David Phoenix, an education adviser with Denbighshire and Wrexham county councils, was accompanied by ex-head teacher Phil Miller, a trustee of the charity, and his wife Sue.

He first had the idea of building a school 10 years ago, after visiting a brickworks in the Kathmandu Valley.

He was told children worked there for about £1 a day and received no education whatsoever, but thanks to his vision and the help he received from people back home in North Wales, that situation has now changed.

There are now not one, but two ‘Brick Children’ schools, serving more than 1400 children, and there are high hopes a third will be added in the not-too-distant future.

Mr Phoenix, who lives in Gresford, said: “On April 3 we attended a special celebration, organised by the NHA. It was held, not at the BCS but in the playground of a nearby school.

“It was a very hot afternoon, and the 300 or so people who attended sat underneath a colourful canvas roof erected especially for the occasion. Phil and I joined NHA members and two education official guests on a raised stage.

“The three-hour event was hosted by Devendra Pradhan as president of the NHA.

He listed the achievements over 10 years of the BCS, saying more than 1400 children had been educated there, and 400 women had taken part in education, health care and sewing programmes.”

Mr Phoenix spoke on behalf of the BCS charity trustees in Wrexham, praising the work of the NHA, teachers at the school and thanking them for their hard work.

He stressed how important he believed it was that all children should have access to education, no matter what country they live in.

He also confessed how pleased the trustees were that, with the help of the NHA, they were able to open a second school 12 months ago.

He said: “The joint owner, Mr Ram Kazi, who owns a brick making business in the Kathmandu Valley, was present at the ceremony. I mentioned that with his influence, we hope to add a third school some time in the near future.

“I thanked all the parents who were there for giving up their precious time and wages on a work day to attend. I could see from the stage how proud they were every time their children performed on stage.

“Finally, I read a message sent by trustees Edgar and Janet Lewis who were unable to attend.”

Pupils from the BCS sang and danced in between speeches throughout the event.

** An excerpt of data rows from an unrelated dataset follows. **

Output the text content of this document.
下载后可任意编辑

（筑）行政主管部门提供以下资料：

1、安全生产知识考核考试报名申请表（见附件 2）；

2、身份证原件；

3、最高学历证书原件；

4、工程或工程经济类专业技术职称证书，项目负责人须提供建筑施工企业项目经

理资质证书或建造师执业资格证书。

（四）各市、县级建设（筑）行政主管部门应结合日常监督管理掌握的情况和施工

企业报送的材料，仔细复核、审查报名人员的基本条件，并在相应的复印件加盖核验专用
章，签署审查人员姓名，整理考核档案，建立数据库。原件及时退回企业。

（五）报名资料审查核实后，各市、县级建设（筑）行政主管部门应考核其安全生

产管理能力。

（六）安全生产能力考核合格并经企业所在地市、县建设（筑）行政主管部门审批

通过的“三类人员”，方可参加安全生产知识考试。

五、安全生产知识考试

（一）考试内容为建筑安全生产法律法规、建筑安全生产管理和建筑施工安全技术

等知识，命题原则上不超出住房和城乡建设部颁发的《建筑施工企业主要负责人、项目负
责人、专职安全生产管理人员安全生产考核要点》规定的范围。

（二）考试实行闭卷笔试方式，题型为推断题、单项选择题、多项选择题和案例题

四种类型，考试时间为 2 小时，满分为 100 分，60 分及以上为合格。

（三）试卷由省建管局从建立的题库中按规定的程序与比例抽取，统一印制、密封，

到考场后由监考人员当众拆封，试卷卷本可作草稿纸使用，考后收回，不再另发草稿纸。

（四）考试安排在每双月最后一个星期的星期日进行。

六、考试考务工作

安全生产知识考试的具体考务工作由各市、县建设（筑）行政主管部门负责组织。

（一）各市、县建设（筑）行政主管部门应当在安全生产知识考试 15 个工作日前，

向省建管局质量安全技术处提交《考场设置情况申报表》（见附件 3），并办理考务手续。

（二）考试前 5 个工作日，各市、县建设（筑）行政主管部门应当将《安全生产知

Some of them were dressed in brightly coloured, traditional costumes whilst others wore their school uniforms adorned with home-made decorations.

“They had clearly rehearsed very hard for this special occasion and both Phil and I were very moved by their performances,” he continued.

“Phil and I were presented with framed letters of appreciation from the NHA and were given more to take back to the other members of the charity back in Wales.

We reciprocated by presenting brass and mahogany plaques, formally thanking NHA and BCS teachers.

“We also presented certificates to all of the teachers who wore new, turquoise saris which the charity gave them as a special token of appreciation for ten years of dedication.

“Finally, we surprised head teacher Anita Shrestha with a new laptop, for her and her staff to record pupils’ achievements and to send regular information and stories to the charity to use in newsletters and on its website.”